Sebelum Gergaji Itu Menyala
“Kadang hidup seperti gergaji mesin: sudah berkali-kali kita tarik talinya, belum juga menyala.
Yang lupa kita sadari, setiap tarikan diam-diam sedang menyiapkan percikan.”
.
Malam turun pelan di atas Jakarta. Dari jendela apartemen lantai dua puluh tiga, Jayengrana menatap lampu-lampu kota yang berkilat seperti serpihan kaca di aspal basah. Hujan baru saja lewat, menyisakan garis-garis tipis di kaca. Di bawah sana, kemacetan di Jalan Gatot Subroto belum juga bubar, klakson berbaur dengan sirene dan suara reklame LED yang terus menyala.
Di atas meja kerjanya, layar laptop menampilkan satu kalimat pendek yang seakan menertawakannya.
We are deeply sorry to inform you that your proposal has not been selected…
Jayengrana menghela napas. Email penolakan ketiga dalam dua bulan terakhir. Tiga investor berbeda, tiga presentasi yang ia siapkan bertubi-tubi dengan slide yang digarap rapi, data yang ditelaah sampai dini hari, dan cerita tentang mimpi yang ia jual dengan seluruh keyakinan yang masih tersisa.
Semua berakhir dengan kalimat yang mirip: maaf, belum bisa.

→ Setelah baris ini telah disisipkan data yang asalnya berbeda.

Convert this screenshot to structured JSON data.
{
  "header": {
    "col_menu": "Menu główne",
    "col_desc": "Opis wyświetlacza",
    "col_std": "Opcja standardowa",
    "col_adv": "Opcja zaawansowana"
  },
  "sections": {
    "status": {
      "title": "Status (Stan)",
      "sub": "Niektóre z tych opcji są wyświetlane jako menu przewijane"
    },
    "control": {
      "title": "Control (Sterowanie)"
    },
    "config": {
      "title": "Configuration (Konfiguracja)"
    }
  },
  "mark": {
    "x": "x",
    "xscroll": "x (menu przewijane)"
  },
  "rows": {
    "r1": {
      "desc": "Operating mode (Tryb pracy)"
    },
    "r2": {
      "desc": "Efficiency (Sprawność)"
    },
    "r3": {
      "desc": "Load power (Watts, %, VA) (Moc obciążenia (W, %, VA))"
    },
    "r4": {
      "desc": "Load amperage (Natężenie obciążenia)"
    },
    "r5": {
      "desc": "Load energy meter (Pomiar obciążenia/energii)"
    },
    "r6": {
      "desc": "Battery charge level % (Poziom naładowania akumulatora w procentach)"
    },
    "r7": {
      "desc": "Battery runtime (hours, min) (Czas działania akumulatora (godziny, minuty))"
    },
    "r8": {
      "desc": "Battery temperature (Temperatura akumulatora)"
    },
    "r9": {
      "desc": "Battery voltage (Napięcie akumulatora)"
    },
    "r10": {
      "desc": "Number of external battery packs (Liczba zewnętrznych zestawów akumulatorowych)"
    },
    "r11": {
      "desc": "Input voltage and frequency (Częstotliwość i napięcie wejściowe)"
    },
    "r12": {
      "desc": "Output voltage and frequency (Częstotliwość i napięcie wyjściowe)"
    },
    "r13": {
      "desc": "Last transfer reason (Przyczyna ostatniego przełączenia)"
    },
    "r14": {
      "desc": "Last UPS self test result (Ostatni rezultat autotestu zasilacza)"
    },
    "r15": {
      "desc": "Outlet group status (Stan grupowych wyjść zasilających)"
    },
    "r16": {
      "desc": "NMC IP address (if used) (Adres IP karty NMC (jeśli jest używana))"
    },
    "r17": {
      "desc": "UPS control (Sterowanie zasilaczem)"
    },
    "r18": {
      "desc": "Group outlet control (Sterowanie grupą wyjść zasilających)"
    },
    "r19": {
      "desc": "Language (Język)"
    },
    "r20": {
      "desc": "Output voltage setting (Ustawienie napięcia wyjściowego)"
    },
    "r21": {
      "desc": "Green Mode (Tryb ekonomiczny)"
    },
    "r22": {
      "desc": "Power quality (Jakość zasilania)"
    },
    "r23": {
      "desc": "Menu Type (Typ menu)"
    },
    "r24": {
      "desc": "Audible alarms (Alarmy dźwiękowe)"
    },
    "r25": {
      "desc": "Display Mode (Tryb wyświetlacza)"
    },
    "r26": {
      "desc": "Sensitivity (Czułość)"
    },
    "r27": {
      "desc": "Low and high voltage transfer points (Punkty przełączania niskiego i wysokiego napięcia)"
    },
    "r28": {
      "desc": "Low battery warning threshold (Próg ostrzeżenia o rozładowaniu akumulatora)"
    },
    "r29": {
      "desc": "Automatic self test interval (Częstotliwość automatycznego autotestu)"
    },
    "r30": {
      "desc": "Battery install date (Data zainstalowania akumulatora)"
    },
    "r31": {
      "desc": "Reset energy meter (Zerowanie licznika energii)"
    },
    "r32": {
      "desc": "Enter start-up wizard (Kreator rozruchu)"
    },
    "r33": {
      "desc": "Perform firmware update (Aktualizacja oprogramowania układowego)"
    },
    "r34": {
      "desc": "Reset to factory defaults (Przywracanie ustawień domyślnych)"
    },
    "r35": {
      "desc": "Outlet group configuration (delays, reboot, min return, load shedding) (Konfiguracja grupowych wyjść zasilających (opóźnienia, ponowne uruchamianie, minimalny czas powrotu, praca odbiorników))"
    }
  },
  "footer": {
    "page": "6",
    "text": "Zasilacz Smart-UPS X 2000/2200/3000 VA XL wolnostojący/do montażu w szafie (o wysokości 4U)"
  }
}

Ia menyandarkan tubuh, menutup mata. Di balik kelopak itu, suara masa kecil muncul seperti film lama: suara seretan tali, bunyi ngung…ngung…ngung yang tidak juga menyala, lalu satu letupan berat BRAAAK saat gergaji mesin tua di belakang rumah mereka di Malang akhirnya hidup.
“Tarikannya jangan setengah hati, Jaya,” suara ayahnya dulu, serak tapi hangat. “Gergaji mesin itu butuh beberapa percobaan. Yang penting, jangan berhenti sebelum bunyi pertama.”
Waktu itu Jaya kecil hanya mengangguk, lebih tertarik pada serpihan kayu yang beterbangan daripada makna kalimat itu. Baru malam ini, di usia tiga puluh empat, kalimat itu menggema seperti doa yang terlambat dipahami.
.
Ponselnya bergetar pelan. Nama Adaninggar menyala di layar.
Ning: Gimana pitching-nya?
Jaya: Ditolak lagi.
Ning: Oke. Besok pagi kita sarapan di Kedai Umar Maya. Jam delapan. No excuse.
Jaya: Capek, Ning. Serius. Mungkin kita harus berhenti dulu.
Ning: Justru karena capek, besok kita ngobrol. See you.
Jaya menatap layar yang kembali gelap. Di luar jendela, Jakarta masih terang oleh iklan dan ambisi. Di dalam kamar, ia merasa seperti ruangan yang baru saja lampunya dipadamkan.
.
Pagi berikutnya, Jakarta kembali sibuk seolah tidak pernah memberikan jeda. Jalanan penuh mobil SUV, motor ojek online dengan boks ransel besar, dan bus TransJakarta yang datang-pergi seperti napas kota.
Kedai kopi Umar Maya berada di sudut Petogogan, menempel pada deretan ruko tua yang disulap jadi tempat hangout kelas menengah ke atas: salon organik, toko roti sourdough, studio yoga yang jendelanya selalu dipenuhi siluet perempuan dengan legging warna pastel.
Umar Maya, sahabat mereka sejak SMA di Malang, menyambut dengan celemek hitam dan senyum lebar.
“Tarikan ketiga?” tanya Umar, seolah bisa membaca wajah Jaya.
“Ketiga, keempat, aku sudah lupa,” Jaya duduk, melepaskan ransel.
Adaninggar sudah menunggu di meja dekat jendela, rambutnya disanggul seadanya, blazer krem di atas kaus putih. Ia tipikal perempuan kota yang seolah lahir dari feed Instagram: rapi, minimalis, tapi matanya menyimpan kelelahan yang sama.
“Kopi yang biasa, Mar,” ujar Ning. “Buat Jaya, bikin yang paling pahit.”
Umar tertawa, lalu melangkah ke bar.
Ning menatap Jaya. “Kamu benar-benar mau berhenti?”
“Kalau proposal kita selalu ditolak, kalau uang tabungan makin menipis, kalau Mama tiap minggu kirim link lowongan corporate law, apa kita harus terus memaksa?”
Ning menyandarkan siku di meja. “Kita sudah sepakat, kan? Urban Roots bukan cuma bisnis. Ini cara kita berdamai dengan kota ini.”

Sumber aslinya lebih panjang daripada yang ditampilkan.